- Citizenship: United States
- Education: Marquette University
- Known for: Director of C-SPAN Archives
- Scientific career
- Fields: Political science and communication
- Workplaces: Purdue University

= Robert X. Browning =

American academic

Robert Xavier Browning is a professor at Purdue University and head of the C-SPAN Archives in West Lafayette, Indiana.

==Education and academic career==
Browning graduated from Marquette University with a Bachelor of Science degree in 1972. He received a master's degree in public administration in 1977 and a master's degree in political science in 1978, both from the University of Wisconsin–Madison. In 1981, he was awarded his Ph.D., also from the University of Wisconsin–Madison, under the direction of Ira Sharkansky with the thesis "Political and economic predictors of policy outcomes: U.S. social welfare expenditures, 1947-1977".

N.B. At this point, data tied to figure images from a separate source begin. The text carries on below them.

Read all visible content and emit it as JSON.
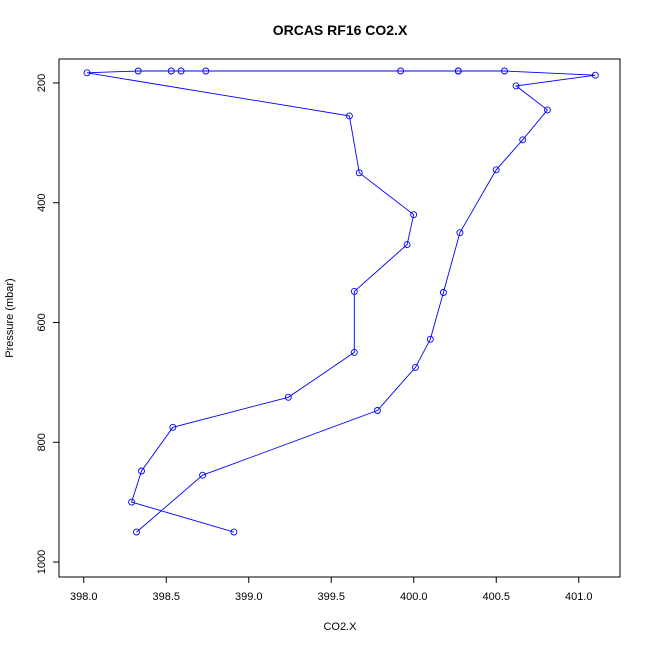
{
  "chart_data": {
    "type": "line",
    "title": "ORCAS RF16 CO2.X",
    "xlabel": "CO2.X",
    "ylabel": "Pressure (mbar)",
    "xlim": [
      397.85,
      401.25
    ],
    "ylim": [
      1025,
      160
    ],
    "y_reversed": true,
    "x_ticks": [
      "398.0",
      "398.5",
      "399.0",
      "399.5",
      "400.0",
      "400.5",
      "401.0"
    ],
    "y_ticks": [
      "200",
      "400",
      "600",
      "800",
      "1000"
    ],
    "grid": false,
    "legend": "none",
    "series": [
      {
        "color": "#0000ff",
        "marker": "open-circle",
        "x": [
          398.91,
          398.29,
          398.35,
          398.54,
          399.24,
          399.64,
          399.64,
          399.96,
          400.0,
          399.67,
          399.61,
          398.02,
          398.33,
          398.53,
          398.59,
          398.74,
          399.92,
          400.27,
          400.27,
          400.55,
          401.1,
          400.62,
          400.81,
          400.66,
          400.5,
          400.28,
          400.18,
          400.1,
          400.01,
          399.78,
          398.72,
          398.32
        ],
        "y": [
          950,
          900,
          848,
          775,
          725,
          650,
          548,
          470,
          420,
          350,
          255,
          183,
          180,
          180,
          180,
          180,
          180,
          180,
          180,
          180,
          187,
          205,
          245,
          295,
          345,
          450,
          550,
          628,
          675,
          747,
          855,
          950
        ]
      }
    ]
  }
}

In 1981, he became an assistant professor at Purdue University, where he is currently professor of communication/political science. At Purdue, Browning teaches courses related to American politics and the United States Congress.

==C-SPAN Archives==
Browning is the founding director of the C-SPAN Archives. In 1986, with other Purdue professors, he developed the idea for an educational C-SPAN archive, which was approved in 1987 by David Caputo, then dean of Purdue's School of Humanities, Social Science and Education. In September 1987, the archive began cataloguing recordings of C-SPAN's coverage of Congress and other public affairs programming.

Browning assumed the title of Director of C-SPAN Archives in 1998, when the archives were transferred to C-SPAN's management. He facilitates educational access to C-SPAN's collection and oversees the archives, which are located in Purdue Research Park in West Lafayette, Indiana. By the time of the launch of the C-SPAN Video Library in 2010, Browning's team converted over 120,000 hours of recordings of C-SPAN programming from analog to digital. In 2011, the C-SPAN Video Library was awarded a Peabody Award.

== Publications==
- Robert X Browning. Politics and Social Welfare Policy in the United States (1986) Knoxville: University of Tennessee Press ISBN 9780870494864.
- The Experiment in Government (1995, 2000) Robert X Browning and Barbara Hinckley (online course with video examples)
Browning has also published several peer-reviewed articles:
- "Public Affairs Video Archives: The C-SPAN Persian Gulf Collection". Film & History, 32:1/2, ed. by Peter Rollins, February/May 1992.
- (with Gary King) "Democratic Representation and Partisan Bias in Congressional Elections". American Political Science Review. December 1987.
- (with Gary King) "Seats, Votes, and Gerrymandering: Measuring Bias and Representation in Legislative Redistricting", Law and Policy, July 1987.
- (with William Shaffer) "Leaders and Followers in a Strong Party State". American Politics Quarterly, January 1987.
- "Presidents, Congress, and U.S. Social Welfare Expenditures, 1947-1977". American Journal of Political Science, May 1985.